È diventato un caso politico in Francia il progetto del governo, “Abcd pour l’egalité” per combattere gli “stereotipi di genere”. Il che, per capire di cosa stiamo parlando, significa trasformare la convinzione che si ritenga naturale nascere o maschio o femmina. Questo tipo di programmi, in fase sperimentale anche in Italia, non si limitano infatti a proporre il rispetto (sacrosanto) tra i sessi ma intendono favorire l’avversione, anch’essa giusta, verso l’omofobia. In che modo però? Come si capirà, è molto difficile trovare la via giusta per non creare confusione nell’identità sessuale dei più piccoli, visto che il programma è rivolto alle scuole elementari. C’è poi il piccolo particolare che indottrinamenti di questo tipo possono risultare prevaricanti rispetto ai genitori, cui spetta la primaria missione educativa anche sulle differenze sessuali. E perché mai, infine, la scuola pubblica dovrebbe farsi paladina dell’idea che il “genere” è solo un’opzione culturale e non qualcosa di più profondo? Sia come sia il progetto è partito in 600 scuole pilota in Francia. E prevede anche una lista di libri consigliati per questa specialissima educazione sessuale e su uno di questi libri, che s’intitola Tous à poils (Tutti nudi), le contrapposizioni sono state fortissime. Il libro infatti presenta tutti i personaggi così come mamma li ha fatti. Senza veli. Un’idea che ha fatto infuriare i lepenisti, ma anche molti cattolici e molti musulmani. Il politico francese Jean François Copè (Ump) ha chiesto che il libro venisse cancellato dall’elenco dei volumi consigliati. La nudità dei personaggi, si sono difesi gli illustratori, sarebbe propedeutica ad educare i ragazzini all’accettazione dei diversi orientamenti sessuali e aiuterebbe una visione del corpo “non stereotipata” (concetto, quest’ultimo, francamente imperscrutabile). Ne è nato un passaparola allarmato tra i genitori che hanno rifiutato persino di mandare a scuola i loro piccoli dicendo di temere che sarebbero stati spinti a diventare gay o alla masturbazione in classe. Un fraintendimento, sicuramente, ma se fraintendono gli adulti – c’è da domandarsi – figuriamoci quanto ci possono capire i ragazzini…

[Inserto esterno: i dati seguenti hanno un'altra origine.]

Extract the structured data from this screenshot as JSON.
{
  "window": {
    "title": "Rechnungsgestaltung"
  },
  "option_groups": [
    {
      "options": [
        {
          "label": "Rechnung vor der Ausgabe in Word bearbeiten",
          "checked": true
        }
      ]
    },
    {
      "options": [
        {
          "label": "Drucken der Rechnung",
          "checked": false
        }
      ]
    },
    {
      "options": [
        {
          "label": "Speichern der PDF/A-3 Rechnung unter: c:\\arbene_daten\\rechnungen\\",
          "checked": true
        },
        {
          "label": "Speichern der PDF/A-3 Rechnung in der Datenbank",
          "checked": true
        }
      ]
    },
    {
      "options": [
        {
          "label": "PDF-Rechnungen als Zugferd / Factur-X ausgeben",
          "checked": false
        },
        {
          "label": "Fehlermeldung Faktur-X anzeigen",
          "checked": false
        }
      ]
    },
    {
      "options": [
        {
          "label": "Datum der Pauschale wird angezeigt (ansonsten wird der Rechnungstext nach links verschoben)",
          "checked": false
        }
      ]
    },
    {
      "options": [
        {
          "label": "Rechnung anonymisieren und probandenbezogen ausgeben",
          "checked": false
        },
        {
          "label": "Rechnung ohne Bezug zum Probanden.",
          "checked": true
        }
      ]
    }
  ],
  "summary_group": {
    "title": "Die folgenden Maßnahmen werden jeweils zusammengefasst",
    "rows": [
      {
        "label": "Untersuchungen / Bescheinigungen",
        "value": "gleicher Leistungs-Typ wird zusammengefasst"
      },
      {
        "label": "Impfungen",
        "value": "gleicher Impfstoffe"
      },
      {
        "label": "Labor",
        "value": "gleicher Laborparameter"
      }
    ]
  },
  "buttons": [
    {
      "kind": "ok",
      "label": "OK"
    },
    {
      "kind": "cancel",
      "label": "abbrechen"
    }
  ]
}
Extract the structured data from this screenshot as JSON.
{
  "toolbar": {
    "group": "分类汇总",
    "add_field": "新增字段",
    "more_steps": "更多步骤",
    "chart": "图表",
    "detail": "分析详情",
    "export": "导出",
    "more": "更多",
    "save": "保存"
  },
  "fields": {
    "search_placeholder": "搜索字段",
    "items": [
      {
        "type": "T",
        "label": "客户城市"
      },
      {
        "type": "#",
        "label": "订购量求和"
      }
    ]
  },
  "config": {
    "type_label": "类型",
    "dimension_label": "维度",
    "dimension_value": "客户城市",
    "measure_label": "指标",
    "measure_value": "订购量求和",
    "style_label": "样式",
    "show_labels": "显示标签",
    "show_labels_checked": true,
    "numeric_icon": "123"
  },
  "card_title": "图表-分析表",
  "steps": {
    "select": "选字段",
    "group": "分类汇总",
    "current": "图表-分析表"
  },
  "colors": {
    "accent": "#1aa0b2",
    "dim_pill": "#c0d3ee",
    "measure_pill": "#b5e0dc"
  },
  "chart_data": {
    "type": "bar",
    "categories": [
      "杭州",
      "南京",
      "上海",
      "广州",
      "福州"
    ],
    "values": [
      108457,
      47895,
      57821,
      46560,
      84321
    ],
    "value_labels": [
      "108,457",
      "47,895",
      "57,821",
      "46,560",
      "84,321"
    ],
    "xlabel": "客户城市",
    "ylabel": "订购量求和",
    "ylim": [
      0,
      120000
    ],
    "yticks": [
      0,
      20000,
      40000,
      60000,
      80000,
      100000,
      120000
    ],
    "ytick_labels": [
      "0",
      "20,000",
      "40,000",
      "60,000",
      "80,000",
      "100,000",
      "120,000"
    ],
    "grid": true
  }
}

Che poi si tratti di propaganda ideologica vera e propria (dinanzi al quale le famiglie hanno diritto alla “resistenza”) lo dimostrano le parole della ministra francese dei Diritti delle donne Najat Vallaud Belkacem, ideatrice del progetto Abcd pour l’egalité: “Il mio scopo è lottare contro le disuguaglianze profonde che resistono nella società francese, e per fare questo bisogna agire sin dai primi anni di vita. Dobbiamo evitare che i bambini interiorizzino la disuguaglianza come un fatto evidente. Non è così”. Che vuol dire? Significa, appunto, che l’identità sessuale va percepita come fatto “biologico” che può essere differente dalle scelte culturali. Il libro finito sotto accusa, Tutti nudi, mostra molte persone di sesso, età e mestieri diversi (anche la maestra, il poliziotto, la baby-sitter…) mentre si liberano dai vestiti “con allegria”, svelando senza inibizione come è fatto il corpo. In difesa degli illustratori si è sviluppata una vera e propria campagna “nudista”: quattordici scrittori e illustratori per ragazzi si sono fatti fotografare nudi usando i libri come foglie di fico. Sono stati inoltre ridisegnati senza veli personaggi della letteratura per ragazzi. Ma al di là delle campagne pro e contro, la polemica ha avuto il suo effetto: come scrive l’Economist Hollande è stato costretto a “rimettere nel cassetto un disegno di legge che faciliterebbe la procreazione assistita per le coppie gay”.